The battery storage sector faces similar pressure. The lithium-ion battery supply chain is heavily concentrated in China, and sourcing equivalent components from non-covered entities frequently carries a cost premium of 30 to 50%. Companies restructuring procurement are not just navigating compliance; they are absorbing higher costs that flow directly into project economics and financing assumptions.
The Ownership and Control Dimension
Beyond the supply chain MACR, the OBBBA introduced ownership and control restrictions that operate independently. An entity with a FEOC holding significant ownership, voting power, or governance rights including board seats or veto powers may be barred from claiming affected credits regardless of its supply chain position. These rules look through multi-tier corporate structures, making beneficial ownership analysis a compliance requirement, not just an investor relations exercise.
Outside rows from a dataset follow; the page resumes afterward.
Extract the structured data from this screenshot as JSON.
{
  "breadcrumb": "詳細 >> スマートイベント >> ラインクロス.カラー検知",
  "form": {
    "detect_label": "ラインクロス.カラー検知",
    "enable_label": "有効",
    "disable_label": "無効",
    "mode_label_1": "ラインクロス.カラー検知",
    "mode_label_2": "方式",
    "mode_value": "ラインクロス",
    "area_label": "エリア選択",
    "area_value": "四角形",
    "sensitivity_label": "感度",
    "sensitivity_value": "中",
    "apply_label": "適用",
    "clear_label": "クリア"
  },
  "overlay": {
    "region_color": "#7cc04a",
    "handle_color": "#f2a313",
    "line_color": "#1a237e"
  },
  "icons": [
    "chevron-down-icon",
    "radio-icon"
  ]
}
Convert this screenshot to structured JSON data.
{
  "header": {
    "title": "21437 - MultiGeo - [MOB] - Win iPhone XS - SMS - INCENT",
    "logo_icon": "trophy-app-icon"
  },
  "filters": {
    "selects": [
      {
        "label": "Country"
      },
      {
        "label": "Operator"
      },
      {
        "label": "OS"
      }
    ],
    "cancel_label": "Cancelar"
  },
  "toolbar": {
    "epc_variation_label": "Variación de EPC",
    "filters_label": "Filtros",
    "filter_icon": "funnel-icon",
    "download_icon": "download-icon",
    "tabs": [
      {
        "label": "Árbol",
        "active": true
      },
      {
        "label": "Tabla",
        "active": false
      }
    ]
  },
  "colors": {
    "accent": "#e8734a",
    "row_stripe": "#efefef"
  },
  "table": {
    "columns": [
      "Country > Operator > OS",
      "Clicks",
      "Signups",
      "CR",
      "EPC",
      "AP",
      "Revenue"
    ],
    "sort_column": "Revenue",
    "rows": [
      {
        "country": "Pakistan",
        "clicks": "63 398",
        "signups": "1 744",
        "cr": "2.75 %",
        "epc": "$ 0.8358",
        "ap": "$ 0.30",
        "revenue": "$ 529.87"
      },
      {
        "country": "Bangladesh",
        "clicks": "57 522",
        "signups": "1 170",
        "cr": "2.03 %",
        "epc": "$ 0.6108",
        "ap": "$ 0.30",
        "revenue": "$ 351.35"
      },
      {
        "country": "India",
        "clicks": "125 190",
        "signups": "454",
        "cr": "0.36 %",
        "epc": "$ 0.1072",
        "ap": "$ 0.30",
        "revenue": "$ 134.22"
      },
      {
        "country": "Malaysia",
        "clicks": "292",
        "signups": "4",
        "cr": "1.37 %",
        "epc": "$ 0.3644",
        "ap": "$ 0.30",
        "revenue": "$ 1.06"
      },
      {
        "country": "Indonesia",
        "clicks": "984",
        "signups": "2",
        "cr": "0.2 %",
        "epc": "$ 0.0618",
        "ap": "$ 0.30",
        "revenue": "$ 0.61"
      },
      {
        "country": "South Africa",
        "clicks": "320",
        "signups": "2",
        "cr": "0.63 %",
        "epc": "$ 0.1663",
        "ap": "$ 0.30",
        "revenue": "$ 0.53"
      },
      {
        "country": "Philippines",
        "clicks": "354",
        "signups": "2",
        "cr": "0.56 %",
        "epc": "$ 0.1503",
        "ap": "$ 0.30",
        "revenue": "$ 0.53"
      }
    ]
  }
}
Only 38% of companies surveyed by Crux in late 2025 described themselves as fully prepared for 2026 FEOC compliance, despite most having begun building frameworks. That gap between having a framework and being genuinely compliant reflects the difficulty of the task, particularly for organisations that have not historically needed to map supply chains at the component level.
Conclusion: Every Sourcing Decision Is Now a Compliance Decision
FEOC rules have fundamentally changed the financial calculus of clean energy development. Supply chain origin is no longer a procurement variable; it is a credit eligibility variable, and the two cannot be managed separately.
The compliance window is compressing. Existing contracts finalised before 16 June 2025 carry an exemption for the components they cover, but new procurement decisions do not. Treasury is expected to open a formal rulemaking process in Q2 2026, and while final rules are anticipated to prioritise administrability over a punitive approach, that outcome does not reduce the urgency of acting now.
For developers and manufacturers who have not yet conducted a thorough FEOC supply chain audit, the cost of delay is measurable: credit disqualification, financing disruption, and procurement decisions made without full visibility of their compliance implications. Every sourcing decision made from 2026 onwards is a FEOC compliance decision, whether it is treated as one or not.